By Steve Gelsi, MarketWatch
NEW YORK (MarketWatch) -- Energy stocks slid sharply Friday as the broad market and commodity prices reeled on jitters tied to China and the bailout of Greece.
The Dow Jones Industrial Average (INDU 10,021, -123.57, -1.22%) led the way down, falling 147 points, or 1.4%, to once again drop below the 10,000 level. Index components Exxon Mobil Corp. (XOM 64.63, -0.55, -0.84%) and Chevron Corp. (CVX 70.45, -0.47, -0.66%) dropped 1.3% and 1.1%, respectively.
Investors in the energy sector looked toward weekly petroleum inventory data, delayed by two days because of the blizzard in Washington, D.C.
The NYSE Arca Oil Index (XOI 1,006, -15.65, -1.53%) fell 1.7% to 1,005. The NYSE Arca Natural Gas Index (XNG 518.00, -6.60, -1.26%) dropped 1.8% to 515. The Philadelphia Oil Service Index (OSX 194.03, -3.46, -1.75%) subtracted 2.3% to 193.
China moved to pare back lending, and Germany appears to be backpedaling on a plan to bail out Greece, sending crude futures down $1.93 to $73.35.
Among energy stocks in the spotlight, Ultra Petroleum (UPL 46.54, -0.44, -0.94%) said its fourth-quarter net income increased to $95.4 million, or 62 cents a share, from $65 million, or 42 cents a share, in the year-ago period. Adjusted earnings rose to 51 cents a share, from 43 cents a share. Revenue rose to $213 million from $207 million.
Wall Street analysts expected earnings of 46 cents a share and revenue of $232.7 million, according to a survey by FactSet Research.

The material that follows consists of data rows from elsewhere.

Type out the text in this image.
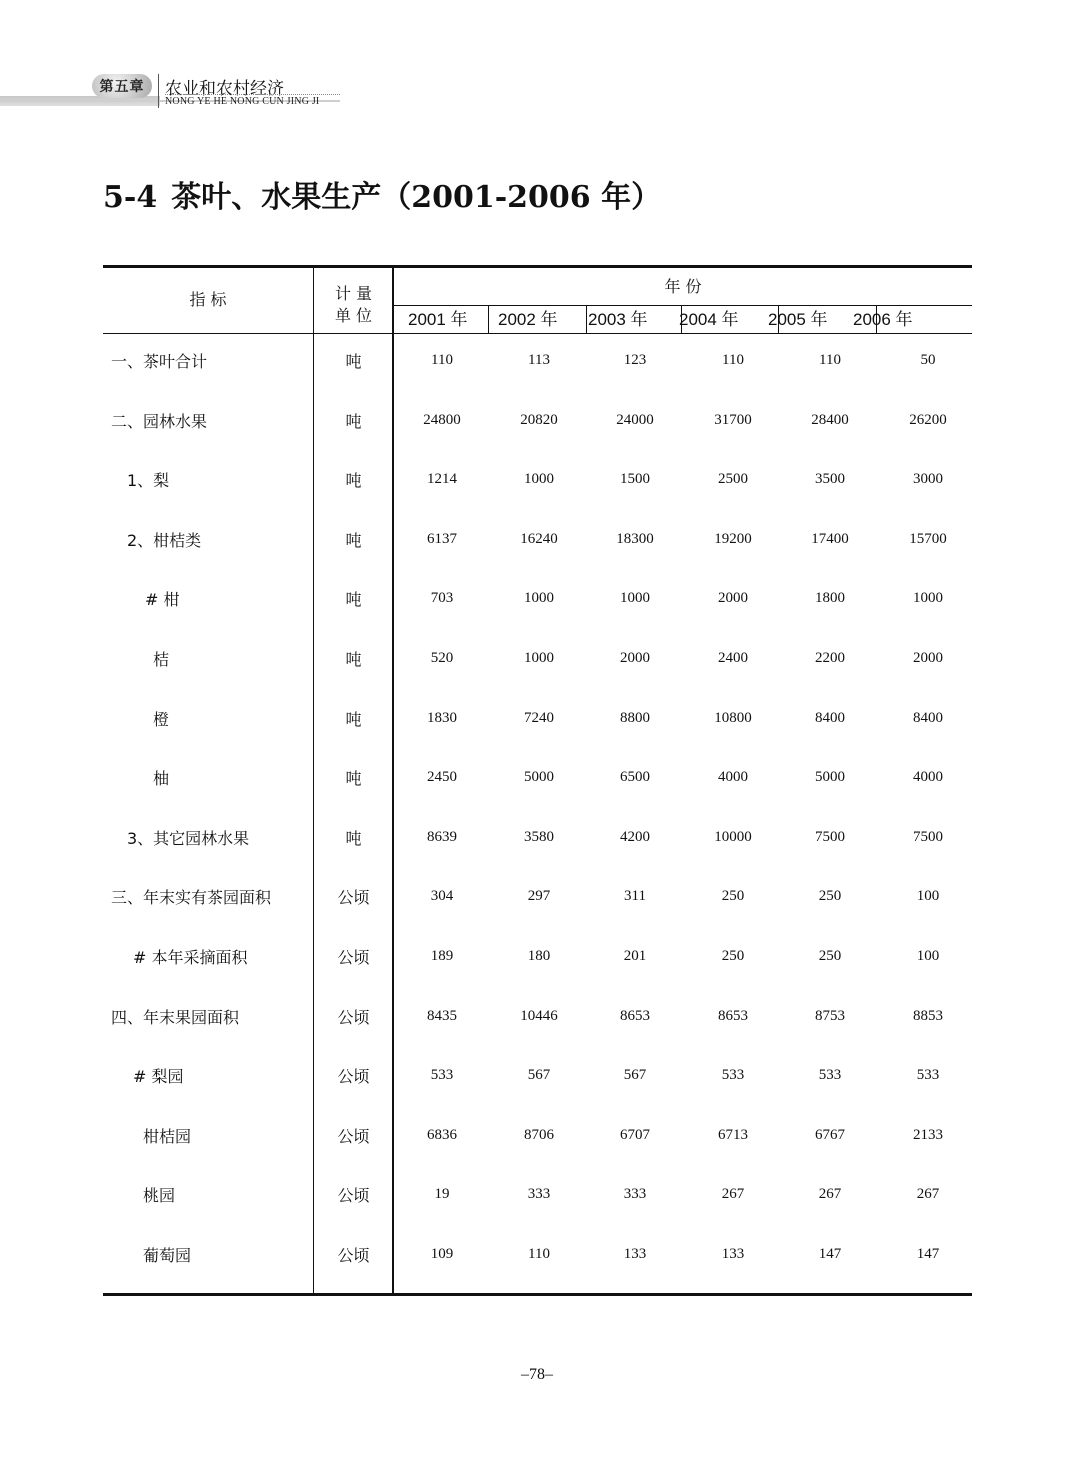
第五章	农业和农村经济
NONG YE HE NONG CUN JING JI
5-4 茶叶、水果生产（2001-2006 年）
指 标	计 量
单 位
年 份
2001 年 2002 年 2003 年 2004 年 2005 年 2006 年
一、茶叶合计	吨	110	113	123	110	110	50
二、园林水果	吨	24800	20820	24000	31700	28400	26200
1、梨	吨	1214	1000	1500	2500	3500	3000
2、柑桔类	吨	6137	16240	18300	19200	17400	15700
# 柑	吨	703	1000	1000	2000	1800	1000
桔	吨	520	1000	2000	2400	2200	2000
橙	吨	1830	7240	8800	10800	8400	8400
柚	吨	2450	5000	6500	4000	5000	4000
3、其它园林水果	吨	8639	3580	4200	10000	7500	7500
三、年末实有茶园面积	公顷	304	297	311	250	250	100
# 本年采摘面积	公顷	189	180	201	250	250	100
四、年末果园面积	公顷	8435	10446	8653	8653	8753	8853
# 梨园	公顷	533	567	567	533	533	533
柑桔园	公顷	6836	8706	6707	6713	6767	2133
桃园	公顷	19	333	333	267	267	267
葡萄园	公顷	109	110	133	133	147	147
–78–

Looking ahead, Ultra Petroleum said it expects more of its natural-gas production to come from the northeastern U.S., where it operates in the Marcellus Shale.
"We estimate that in 2010 almost half of Ultra's natural gas will receive premium gas prices in the Northeast," the Houston-based firm said. "Over the next few years, as Ultra's production continues to increase in the Northeast, a larger and larger percentage of revenues will be derived from the premium-priced markets."
Shares of Ultra Petroleum, a component of the NYSE Arca Natural Gas Index, fell 1.5% to $46.25.
Among midcap oil-service firms, Precision Drilling Trust (PDS 8.19, -0.19, -2.27%) reported a fourth-quarter loss of $24.9 million, or 9 cents a share, compared to net income of $92.4 million, or 66 cents a share, in the year-ago period. The company's revenue fell 15% to $286 million, but rose 13% from the third quarter. Analysts expected earnings of 4 cents a share and revenue of $291 million, according to a survey by FactSet Research.
Shares of Precision Drilling fell 4% to $8.05.
Finally, Italian oil company Eni (E 45.57, +0.75, +1.67%) swung to a fourth-quarter net profit of 641 million euros ($877 million) from a loss of 874 million euros a year earlier. Net sales from operations in the quarter declined 9.6% to 22.19 billion euros, and adjusted net profit for the quarter, which excludes the changing price of oil inventories, dropped 29% to 1.39 billion euros.
The group said its underlying performance reflected sharply lower refining margins as well as a higher adjusted tax rate.
The adjusted profit was still ahead of the Dow Jones Newswires-compiled consensus of 1.21 billion euros. Oil and natural-gas production in the quarter rose 1.7% to 1.89 million barrels a day, and the company also cut its total dividend payout for the year to 1 euro a share from 1.3 euros a share in 2008.
U.S.-listed shares of Eni rose 1.8% to $45.62.
Energy stocks look to hold gains for the week
The NYSE Arca Oil Index (XOI 1,006, -15.65, -1.53%) looks to finish out its first week of gains since early January. The index closed at 1,022 Thursday, up from its ending point of 998 last Friday.
The NYSE Arca Natural Gas Index (XNG 518.00, -6.60, -1.26%) rose to 525 Thursday, above its ending point of 514 last Friday.
The Philadelphia Oil Service Index (OSX 194.03, -3.46, -1.75%) wrapped up at 197 Thursday, above its close of 190 last Friday.